Rishi orders police crackdown on vile antisemitic mobs
RISHI Sunak has ordered a police crackdown on “appalling” and “unacceptable” antisemitic protests.
The PM said he expects forces to use new powers amid a surge in threatening protests near Parliament, MPs’ offices and council chambers.
Pro-Palestine activists beamed the “genocidal, antisemitic” phrase “From the river to the sea, Palestine will be free” on to Big Ben on Wednesday night as police stood by.
MPs were debating a Gaza ceasefire motion at the time.
Commons Leader Penny Mordaunt has confirmed the authorities are investigating.
The Met Police were later accused of “normalising aggressive and offensive acts” over the slur.
Earlier this month pro-Palestinian protesters targeted the home of Tory MP Tobias Ellwood.
Mr Sunak said it was “simply unacceptable” for intimidation to threaten democracy.
In North Wales yesterday, the PM said: “Some of the scenes we have been seeing in recent months, particularly antisemitic behaviour, are appalling and unacceptable.
Intimidation
“That is why we are giving the police more powers and I expect them to use them to make sure we clamp down on all of this.”
Home Secretary James Cleverly said it was “nonsense” for protesters targeting the homes of MPs to deny they were seeking to intimidate.
He said police already have the powers to stop such protests, adding: “And we also want them to understand that they have our backing when they use those powers.”
Mr Cleverly, pictured, added: “The only thing that politicians should fear is the ballot box.”
Two serving MPs – Labour’s Jo Cox and Conservative Sir David Amess – have been murdered in the past eight years.
Sir Lindsay Hoyle, the Commons Speaker who has faced calls to resign, said he went against convention
during the Gaza debate to widen discussion amid concern about intimidation towards some MPs.
Baron Walney, the Government’s adviser on political violence and disruption, said the “aggressive intimidation of MPs” by “mobs” was being “mistaken” for an “expression of democracy”.
The crossbench peer told BBC Radio 4’s Today programme he was calling for police forces to act “uniformly in stopping” protests outside
MPs’ homes as well as other political locations.

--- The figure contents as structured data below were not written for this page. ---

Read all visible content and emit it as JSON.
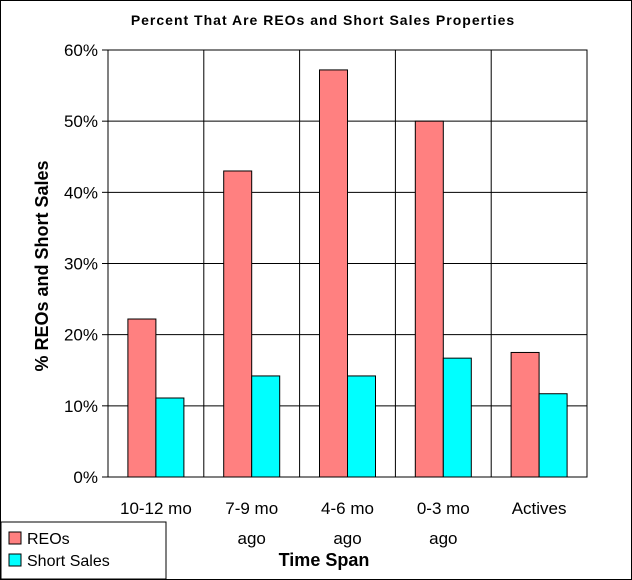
{
  "chart_data": {
    "type": "bar",
    "title": "Percent That Are REOs and Short Sales Properties",
    "xlabel": "Time Span",
    "ylabel": "% REOs and Short Sales",
    "categories": [
      [
        "10-12 mo"
      ],
      [
        "7-9 mo",
        "ago"
      ],
      [
        "4-6 mo",
        "ago"
      ],
      [
        "0-3 mo",
        "ago"
      ],
      [
        "Actives"
      ]
    ],
    "series": [
      {
        "name": "REOs",
        "color": "#ff8080",
        "values": [
          22.2,
          43.0,
          57.2,
          50.0,
          17.5
        ]
      },
      {
        "name": "Short Sales",
        "color": "#00ffff",
        "values": [
          11.1,
          14.2,
          14.2,
          16.7,
          11.7
        ]
      }
    ],
    "ylim": [
      0,
      60
    ],
    "yticks": [
      "0%",
      "10%",
      "20%",
      "30%",
      "40%",
      "50%",
      "60%"
    ],
    "grid": true,
    "legend_position": "bottom-left"
  }
}
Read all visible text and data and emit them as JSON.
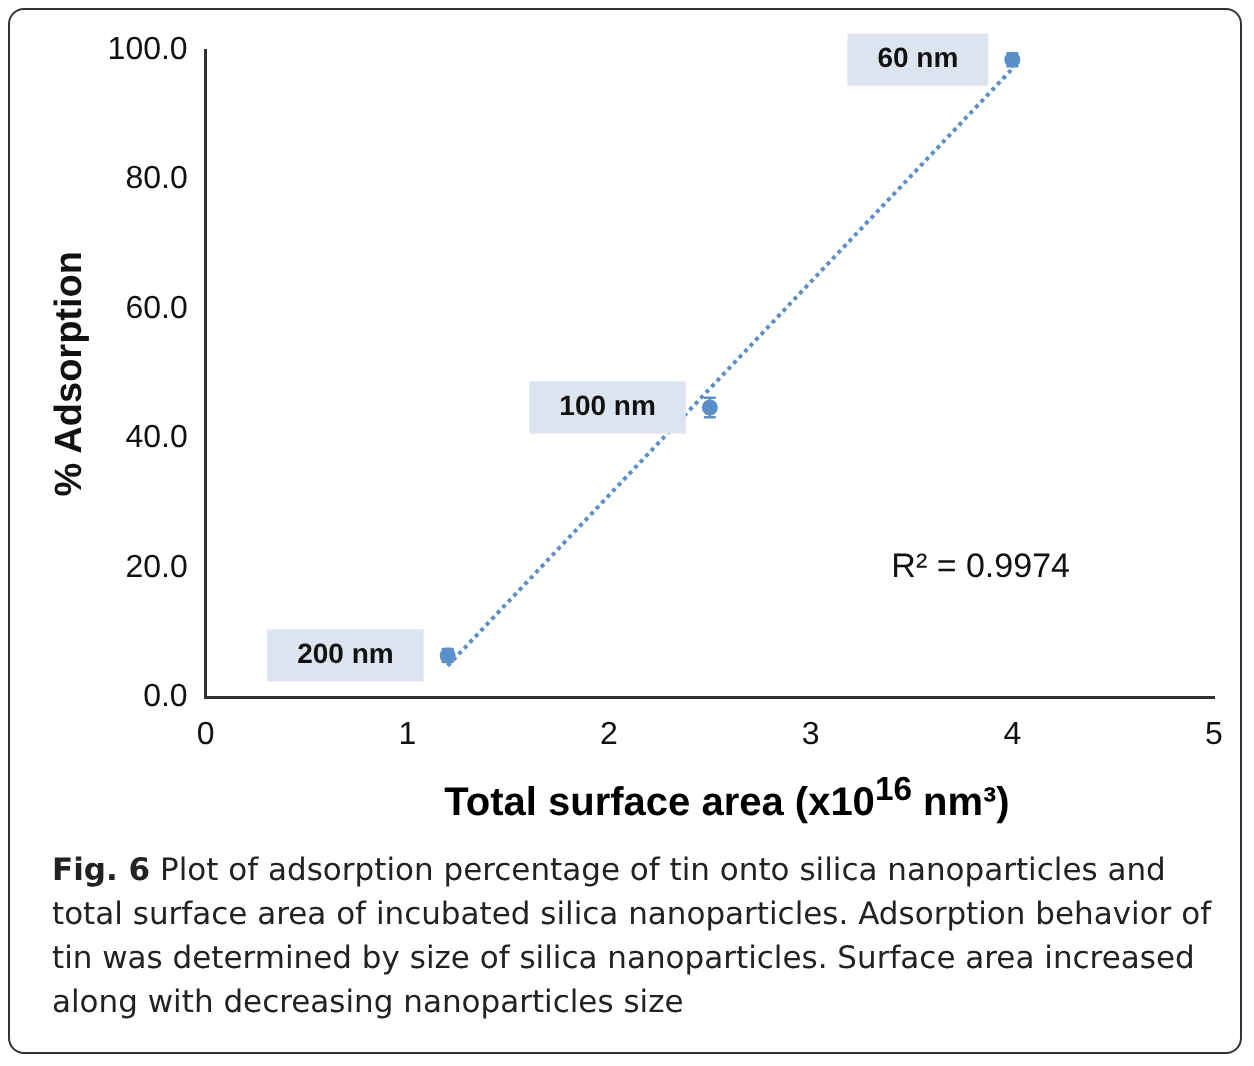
{
  "chart_data": {
    "type": "scatter",
    "xlabel": "Total surface area (x10$^{16}$ nm³)",
    "ylabel": "% Adsorption",
    "xlim": [
      0,
      5
    ],
    "xticks": [
      0,
      1,
      2,
      3,
      4,
      5
    ],
    "ylim": [
      0,
      100
    ],
    "yticks": [
      {
        "value": 0,
        "label": "0.0"
      },
      {
        "value": 20,
        "label": "20.0"
      },
      {
        "value": 40,
        "label": "40.0"
      },
      {
        "value": 60,
        "label": "60.0"
      },
      {
        "value": 80,
        "label": "80.0"
      },
      {
        "value": 100,
        "label": "100.0"
      }
    ],
    "series": [
      {
        "color": "#5b8fc9",
        "marker": "circle",
        "x": [
          1.2,
          2.5,
          4.0
        ],
        "values": [
          6.5,
          44.8,
          98.5
        ],
        "errors": [
          1,
          1.5,
          1
        ]
      },
      {
        "type": "line",
        "color": "#5b8fc9",
        "marker": "none",
        "line_style": "dotted",
        "x": [
          1.2,
          4.0
        ],
        "values": [
          4.9,
          97.1
        ]
      }
    ],
    "annotations": [
      {
        "text": "200 nm",
        "x": 1.2,
        "y": 6.5
      },
      {
        "text": "100 nm",
        "x": 2.5,
        "y": 44.8
      },
      {
        "text": "60 nm",
        "x": 4.0,
        "y": 98.5
      },
      "R² = 0.9974",
      "Fig. 6",
      "Plot of adsorption percentage of tin onto silica nanoparticles and total surface area of incubated silica nanoparticles. Adsorption behavior of tin was determined by size of silica nanoparticles. Surface area increased along with decreasing nanoparticles size"
    ]
  }
}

He urged “an easier and a faster process that, where those areas are being encircled by the kind of angry aggressive protests that have that implied sense of threat, as we are seeing, to give the police the ability to disperse them more quickly, which is clearly not happening”.

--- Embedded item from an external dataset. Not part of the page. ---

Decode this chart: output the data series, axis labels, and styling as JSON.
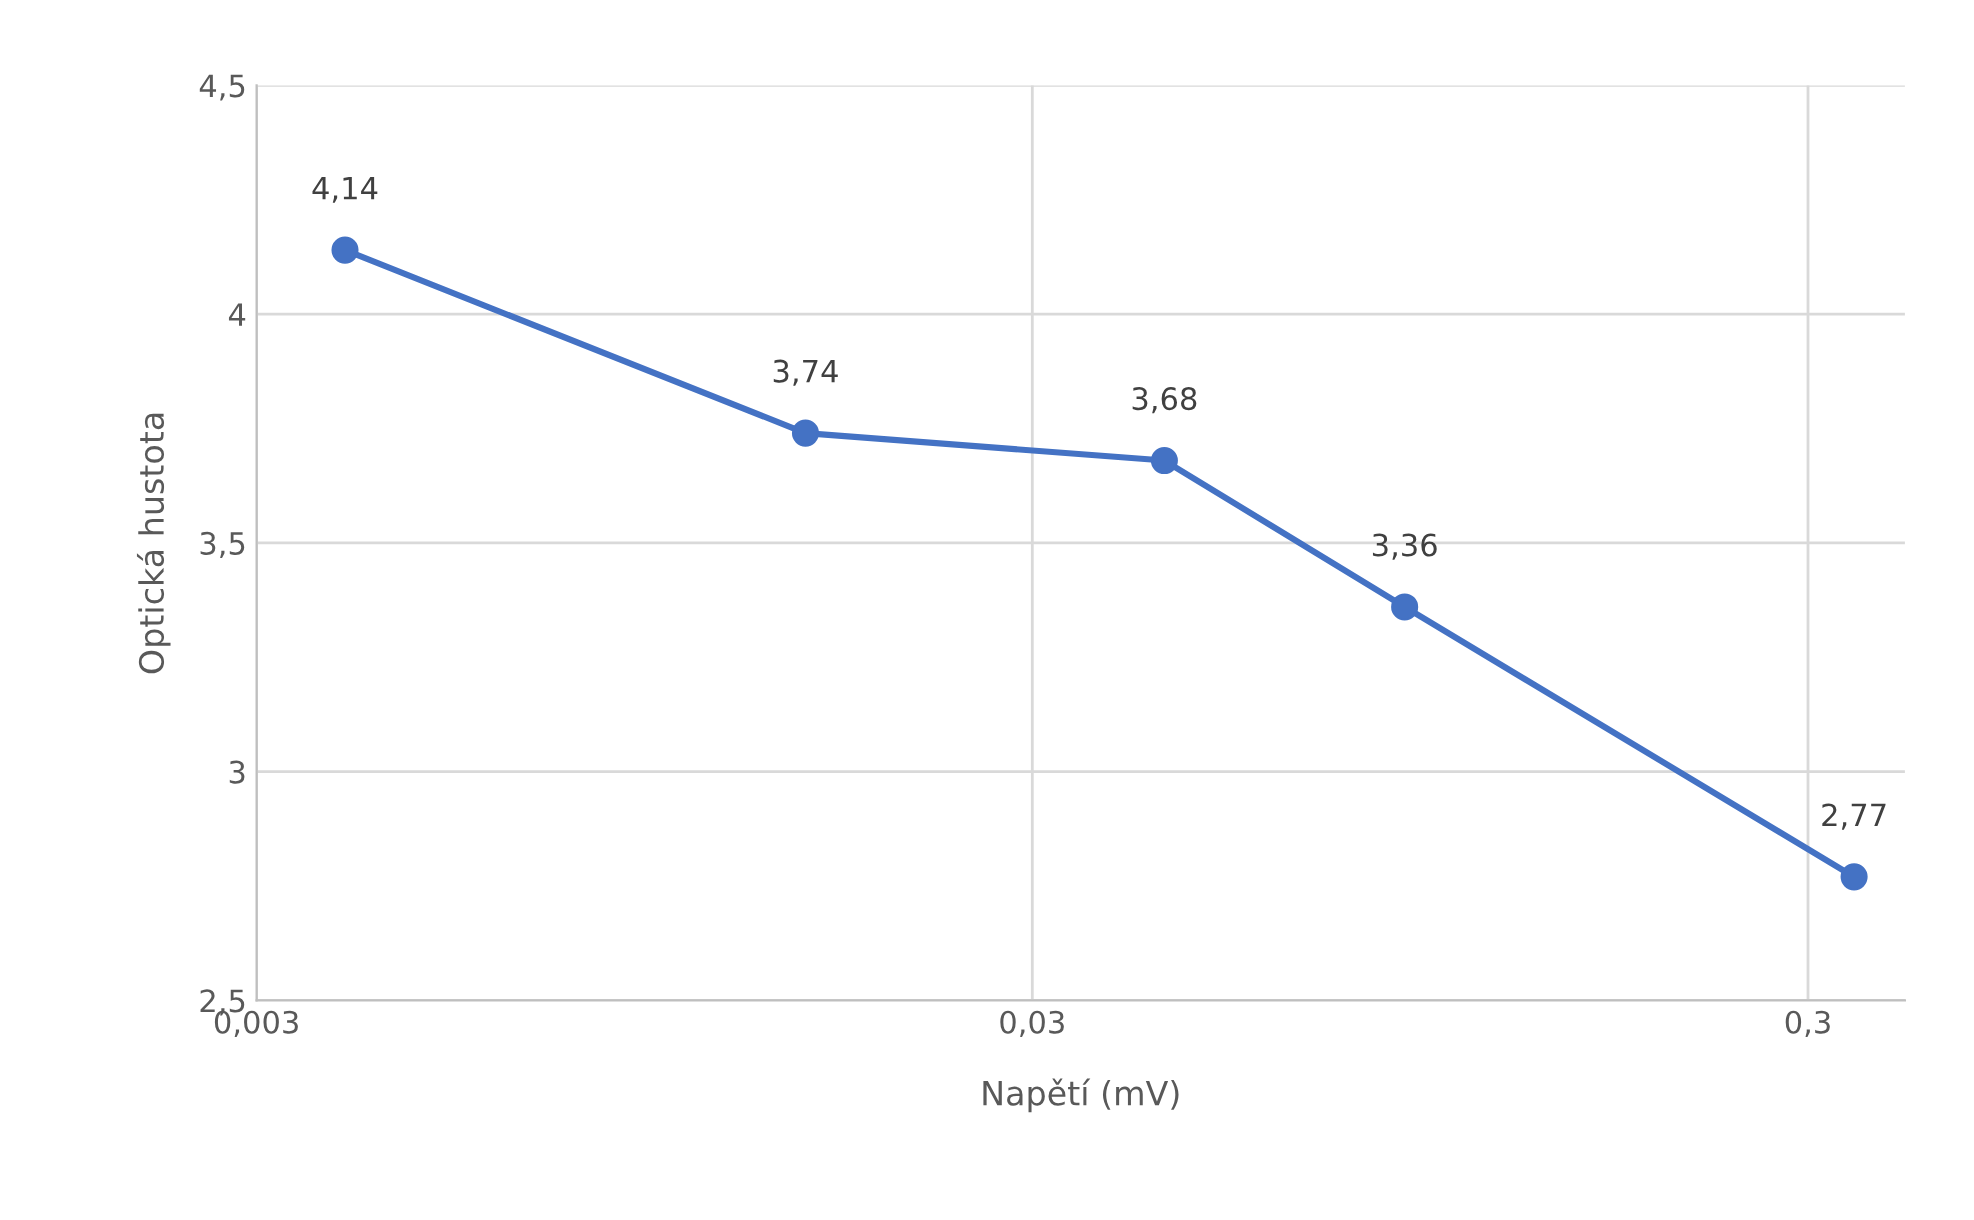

Mr Cleverly said politicians should be able to make decisions “based on their judgment” and “not based on fear of reprisals”.
The Home Secretary said he would not “impinge on operational decisions” by the police when asked if they should have stopped the words being projected on to Parliament.
But he said the Government “completely rejected” the sentiment behind the “deeply offensive words”.
The Metropolitan Police said: “While there are scenarios where chanting or using these words could be unlawful, its use in a wider public protest setting, such as [this week], is not a criminal offence.”
Shadow Home Secretary Yvette Cooper told the Today programme protests at MPs’ homes were “a disgrace” and “intimidation”.